Over the past couple of months I’ve been mentoring a young Estonian startup InSkilled (they help you collect, analyze and share stuff you’re learning online every day) and we just finished a quick chat about search engine optimization (SEO) basics. It’s something they haven’t paid any attention to so far but will get these three points below sorted quickly.
#1. Focus on your unique content
Unless you’re Wikipedia it’s a tough battle to try getting to top 10 search results on generic terms. So figure out the unique content your site has and focus on that.
For InSkilled these are two things:
* High quality collections of topical content – like these articles, videos and how-to’s for startups on pitching, raising funding, product management, customer acquisition etc.
As more content gets added to the site by more people these pages will become high quality destinations for anyone wanting to learn about certain topics. Targeting the right keywords and combining this with proper on-site linking, on-page SEO and linkbuilding I wouldn’t be surprised if they got decent results in 3-6 months.
* User profiles – These are relatively easy to rank for just doing the base line SEO hygiene on your site. They are also very good in getting new users to the site as it’s pure social proof at play here. GrabCAD (where I used to work and did SEO for a year) is doing very well here, beating bigger sites like Google+ and Vimeo for my name. I have a profile on InSkilled but today that doesn’t even show up on Google (see my next point).
#2. Link to ’em pages
When you have a page on your site that isn’t linked to from anywhere else on your site then Google will not find it. That’s why my InSkilled profile does not show up on Google. The bare minimum is to link to all pages you want indexed from sitemap.xml (On Device Research has a good example, full disclosure: I’m helping them as well).

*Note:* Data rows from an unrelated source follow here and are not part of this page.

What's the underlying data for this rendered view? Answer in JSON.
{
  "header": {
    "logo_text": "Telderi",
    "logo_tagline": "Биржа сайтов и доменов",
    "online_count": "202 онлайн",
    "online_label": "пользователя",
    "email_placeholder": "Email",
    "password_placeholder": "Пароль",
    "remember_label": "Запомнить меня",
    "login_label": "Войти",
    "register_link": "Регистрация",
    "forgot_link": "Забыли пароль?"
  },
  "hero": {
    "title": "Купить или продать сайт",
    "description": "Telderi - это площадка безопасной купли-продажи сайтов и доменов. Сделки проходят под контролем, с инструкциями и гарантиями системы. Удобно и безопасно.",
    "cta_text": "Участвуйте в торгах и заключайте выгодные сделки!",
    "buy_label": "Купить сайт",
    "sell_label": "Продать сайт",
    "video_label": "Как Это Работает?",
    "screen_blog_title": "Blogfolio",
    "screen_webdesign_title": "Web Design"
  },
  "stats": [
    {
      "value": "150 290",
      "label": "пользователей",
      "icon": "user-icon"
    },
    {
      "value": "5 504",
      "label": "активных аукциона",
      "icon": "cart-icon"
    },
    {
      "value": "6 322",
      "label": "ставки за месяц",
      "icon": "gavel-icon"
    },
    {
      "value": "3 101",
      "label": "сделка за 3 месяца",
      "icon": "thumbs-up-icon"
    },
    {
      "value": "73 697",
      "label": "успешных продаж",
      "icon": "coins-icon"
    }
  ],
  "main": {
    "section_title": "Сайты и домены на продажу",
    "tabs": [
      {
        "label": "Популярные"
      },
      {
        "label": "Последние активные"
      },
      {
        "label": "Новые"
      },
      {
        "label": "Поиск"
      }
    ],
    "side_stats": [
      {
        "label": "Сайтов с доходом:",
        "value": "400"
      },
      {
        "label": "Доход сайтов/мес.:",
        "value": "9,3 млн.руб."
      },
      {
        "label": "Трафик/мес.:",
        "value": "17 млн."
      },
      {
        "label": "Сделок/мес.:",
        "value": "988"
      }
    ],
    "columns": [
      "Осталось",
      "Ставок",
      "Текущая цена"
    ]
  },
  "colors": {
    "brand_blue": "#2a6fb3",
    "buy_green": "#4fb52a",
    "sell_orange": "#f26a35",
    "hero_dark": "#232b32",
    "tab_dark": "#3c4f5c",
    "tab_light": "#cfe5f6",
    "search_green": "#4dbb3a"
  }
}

What InSkilled really needs is a catalog of their community that links to all user profiles, they can even start building it by expertise as they know what topics specific users are strong at. For Google that starts sending a message “this page has experts on climate change“.
#3. Get your URL, title, description and H1 sorted
If you do nothing else then get these four things on your key pages in order:
URL or page address – Google’s little robots like when the page URL already hints at what the content is. https://inskilled.com/v/Science/Physics has a nice hierarchy, uses real words and is nice and short. Ironically enough Google’s own sites are not always very good with URL structure. Example:
Keep the URLs short and human-readable and you’re good.
title tag – This is the short headline of the page. Put the most important keywords describing what’s on the page on it, keep the length at around 75 characters and when linking to the page from others use the same keywords as anchor text. No magic to it.
meta description – Search engines might not use this text for ranking purposes but it gets displayed in Google search results below your site title – use it to clearly say what your site offers, it helps the person searching to decide if you’re site is the right one for them.
Here’s an example of where and what is being shown, the site is Car Throttle (yes, I’m helping them too)
H1 aka the page headline – it’s the most important thing on the page. If only one thing should stick out on your page then 90% of the time that’s it. Each page should have only one H1 tag and it should be written for humans but ideally include the most important keywords you want that page to be ranked for. Friends over at GoCardless do it well by using “Simple Online Payments“.
Bonus point: title tags, meta descriptions and H1 tags should be unique to each page. Handwrite them for your top pages, figure out the right way to automate it for the rest of your pages (if you have many, of course).